From diferrocenyl-cyclopropenone to diferrocenyl-cyclopropenylium cations and triferrocenylpropenones: An electrochemical study

Abstract

The reaction of 2,3-diferrocenylcyclopropenone (1) with the electrophiles H[BF4] and [Et3O][BF4], respectively, produced the corresponding cyclopropenylium cations [Fc2C3OH][BF4] (2) and [Fc2C3OEt][BF4] (3) (Fc = Fe(η5-C5H4)(η5-C5H5)). Reacting 3 with HNEt2 afforded the NEt2-functionalized species [Fc2C3NEt2][BF4] (4). However, when 2 was reacted with nucleophiles such as FcLi a ring opening of the C3 cycle was observed and E- and Z-1,2,3-triferrocenylpropenones Z-5 and E-5 were formed. Crystallization of a dichloromethane solution containing 3, layered with hexane, gave the BF3 adduct of diferrocenylcyclopropenone 6 at the interphase.
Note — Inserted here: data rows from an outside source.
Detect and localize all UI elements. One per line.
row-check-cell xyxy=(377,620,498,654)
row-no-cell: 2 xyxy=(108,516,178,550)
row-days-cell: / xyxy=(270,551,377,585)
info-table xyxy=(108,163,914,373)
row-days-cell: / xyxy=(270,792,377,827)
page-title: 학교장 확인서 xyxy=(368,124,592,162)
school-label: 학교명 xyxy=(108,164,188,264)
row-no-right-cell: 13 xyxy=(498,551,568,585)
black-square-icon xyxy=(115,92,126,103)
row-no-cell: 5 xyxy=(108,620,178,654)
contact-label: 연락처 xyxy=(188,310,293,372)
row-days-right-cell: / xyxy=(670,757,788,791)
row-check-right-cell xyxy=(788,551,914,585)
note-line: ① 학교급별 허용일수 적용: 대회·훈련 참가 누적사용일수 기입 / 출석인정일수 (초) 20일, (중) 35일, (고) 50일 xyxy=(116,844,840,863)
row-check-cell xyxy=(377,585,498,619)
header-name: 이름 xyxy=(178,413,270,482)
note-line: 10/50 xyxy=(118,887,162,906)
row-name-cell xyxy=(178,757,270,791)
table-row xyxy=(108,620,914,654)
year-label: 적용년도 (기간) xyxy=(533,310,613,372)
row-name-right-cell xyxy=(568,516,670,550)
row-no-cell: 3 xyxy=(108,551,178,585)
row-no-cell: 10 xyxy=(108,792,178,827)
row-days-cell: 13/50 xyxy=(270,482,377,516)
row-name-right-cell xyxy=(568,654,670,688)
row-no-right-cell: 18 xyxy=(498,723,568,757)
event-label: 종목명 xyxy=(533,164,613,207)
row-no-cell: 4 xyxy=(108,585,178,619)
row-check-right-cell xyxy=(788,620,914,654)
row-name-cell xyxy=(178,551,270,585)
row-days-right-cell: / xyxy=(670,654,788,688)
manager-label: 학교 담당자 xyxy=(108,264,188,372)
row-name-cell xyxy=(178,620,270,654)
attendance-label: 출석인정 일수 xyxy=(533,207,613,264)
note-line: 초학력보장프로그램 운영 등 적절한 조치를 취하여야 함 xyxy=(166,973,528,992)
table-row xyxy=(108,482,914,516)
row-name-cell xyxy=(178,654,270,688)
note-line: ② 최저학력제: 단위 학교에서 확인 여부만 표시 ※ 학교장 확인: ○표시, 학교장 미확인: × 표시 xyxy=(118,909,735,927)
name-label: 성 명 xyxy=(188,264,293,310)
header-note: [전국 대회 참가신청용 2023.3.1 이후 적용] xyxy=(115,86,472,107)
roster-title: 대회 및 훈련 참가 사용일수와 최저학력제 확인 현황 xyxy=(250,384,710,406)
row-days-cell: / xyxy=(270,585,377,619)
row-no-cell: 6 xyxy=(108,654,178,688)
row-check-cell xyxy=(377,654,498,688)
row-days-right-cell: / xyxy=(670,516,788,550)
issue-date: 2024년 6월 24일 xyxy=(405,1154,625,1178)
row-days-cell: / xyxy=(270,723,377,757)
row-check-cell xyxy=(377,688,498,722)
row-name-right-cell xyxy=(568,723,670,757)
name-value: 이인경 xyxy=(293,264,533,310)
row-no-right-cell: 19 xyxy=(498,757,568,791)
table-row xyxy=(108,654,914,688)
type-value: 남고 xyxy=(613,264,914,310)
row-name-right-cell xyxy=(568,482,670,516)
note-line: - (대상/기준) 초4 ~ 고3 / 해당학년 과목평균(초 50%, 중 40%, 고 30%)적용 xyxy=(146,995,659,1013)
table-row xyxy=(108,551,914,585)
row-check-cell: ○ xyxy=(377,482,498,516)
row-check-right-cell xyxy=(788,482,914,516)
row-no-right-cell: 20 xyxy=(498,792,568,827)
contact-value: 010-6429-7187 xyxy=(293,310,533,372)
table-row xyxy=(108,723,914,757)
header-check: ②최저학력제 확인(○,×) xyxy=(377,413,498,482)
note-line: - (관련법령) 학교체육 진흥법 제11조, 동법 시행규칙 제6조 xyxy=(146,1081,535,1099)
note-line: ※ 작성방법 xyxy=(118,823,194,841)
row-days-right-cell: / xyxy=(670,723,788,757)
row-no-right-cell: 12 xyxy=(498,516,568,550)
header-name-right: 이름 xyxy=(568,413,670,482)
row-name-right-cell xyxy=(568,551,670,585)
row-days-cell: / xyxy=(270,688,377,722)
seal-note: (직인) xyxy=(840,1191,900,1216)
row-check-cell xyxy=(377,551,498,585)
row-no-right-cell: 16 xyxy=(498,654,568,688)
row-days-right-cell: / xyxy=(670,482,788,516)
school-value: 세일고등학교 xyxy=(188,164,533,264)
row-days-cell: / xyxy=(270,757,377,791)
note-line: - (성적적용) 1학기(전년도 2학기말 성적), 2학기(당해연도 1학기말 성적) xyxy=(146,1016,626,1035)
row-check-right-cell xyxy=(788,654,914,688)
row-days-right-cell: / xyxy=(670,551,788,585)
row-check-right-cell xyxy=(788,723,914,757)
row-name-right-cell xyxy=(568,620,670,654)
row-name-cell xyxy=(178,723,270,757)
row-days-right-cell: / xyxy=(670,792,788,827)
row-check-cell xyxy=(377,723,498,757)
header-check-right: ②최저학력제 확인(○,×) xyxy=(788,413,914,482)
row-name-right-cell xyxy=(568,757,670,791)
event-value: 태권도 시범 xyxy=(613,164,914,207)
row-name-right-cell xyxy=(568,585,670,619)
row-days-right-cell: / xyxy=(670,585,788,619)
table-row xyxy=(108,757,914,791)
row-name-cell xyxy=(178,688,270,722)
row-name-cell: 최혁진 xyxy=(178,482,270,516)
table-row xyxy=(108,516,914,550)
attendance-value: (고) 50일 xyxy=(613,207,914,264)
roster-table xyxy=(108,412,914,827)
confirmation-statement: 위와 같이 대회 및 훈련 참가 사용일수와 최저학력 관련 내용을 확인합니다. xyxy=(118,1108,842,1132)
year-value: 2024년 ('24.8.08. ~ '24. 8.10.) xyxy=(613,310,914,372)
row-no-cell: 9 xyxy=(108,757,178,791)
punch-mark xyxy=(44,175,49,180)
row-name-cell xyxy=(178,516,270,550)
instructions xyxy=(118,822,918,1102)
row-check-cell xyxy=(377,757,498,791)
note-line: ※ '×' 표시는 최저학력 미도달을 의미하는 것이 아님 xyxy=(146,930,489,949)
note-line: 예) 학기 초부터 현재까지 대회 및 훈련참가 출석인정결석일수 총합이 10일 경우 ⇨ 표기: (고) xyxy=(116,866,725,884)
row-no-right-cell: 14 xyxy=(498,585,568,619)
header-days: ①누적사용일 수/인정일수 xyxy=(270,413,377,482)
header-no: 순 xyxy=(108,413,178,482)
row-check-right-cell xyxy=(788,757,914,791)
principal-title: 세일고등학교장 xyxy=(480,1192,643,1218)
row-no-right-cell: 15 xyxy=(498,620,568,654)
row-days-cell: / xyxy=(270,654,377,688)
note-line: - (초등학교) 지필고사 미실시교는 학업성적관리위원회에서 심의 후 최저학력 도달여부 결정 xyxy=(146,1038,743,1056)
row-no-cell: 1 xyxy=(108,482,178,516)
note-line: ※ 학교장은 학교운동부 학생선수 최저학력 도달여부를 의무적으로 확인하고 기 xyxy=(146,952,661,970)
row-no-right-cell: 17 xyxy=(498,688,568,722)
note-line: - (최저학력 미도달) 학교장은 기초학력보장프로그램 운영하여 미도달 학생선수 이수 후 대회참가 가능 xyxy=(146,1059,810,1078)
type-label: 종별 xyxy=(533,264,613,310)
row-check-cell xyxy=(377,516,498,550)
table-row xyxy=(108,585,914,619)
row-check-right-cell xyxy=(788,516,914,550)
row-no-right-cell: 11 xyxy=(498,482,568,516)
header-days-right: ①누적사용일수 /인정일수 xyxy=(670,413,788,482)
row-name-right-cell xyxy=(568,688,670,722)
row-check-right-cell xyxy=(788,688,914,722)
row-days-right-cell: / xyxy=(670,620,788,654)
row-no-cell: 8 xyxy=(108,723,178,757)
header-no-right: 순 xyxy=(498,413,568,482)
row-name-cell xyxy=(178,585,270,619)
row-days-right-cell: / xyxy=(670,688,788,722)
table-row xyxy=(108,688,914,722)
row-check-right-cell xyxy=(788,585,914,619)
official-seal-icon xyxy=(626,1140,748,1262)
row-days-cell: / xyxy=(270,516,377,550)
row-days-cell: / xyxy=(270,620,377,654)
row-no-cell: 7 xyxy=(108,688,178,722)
The molecular solid state structures of Z-5, E-5 and 6 were determined by single crystal X-ray diffraction. Compound E-5 possesses a helical chirality and crystallizes in an enantiopure form. The electronic properties of the ferrocenyl-substituted cyclopropenylium cations 2–4 and of the triferrocenyl-α,β-unsaturated ketones Z-5 and E-5 were studied by cyclic voltammetry and square wave voltammetry. In comparison to the cyclopropenone derivative 1, the ferrocenyl oxidation processes of the cyclopropenylium cations 2 and 3 are shifted towards higher potentials, which is caused by the lower electron density of the strained C3 rings. Compound 4 decomposes during the electrochemical measurements. Furthermore, it could be shown that E/Z isomerism has only small effects on the electronic properties of the triferrocenyl-α,β-unsaturated ketones. Spectroelectrochemical UV–Vis/NIR measurements carried out on 1 and Z-5 and E-5 confirmed electron-transfer interactions within the 2,3-diferrocenylcyclopropenone and the 1,2,3-triferrocenyl-α,β-unsaturated ketones. However, the cyclopropenylium cations 2 and 3 show no long time stability under oxidative conditions.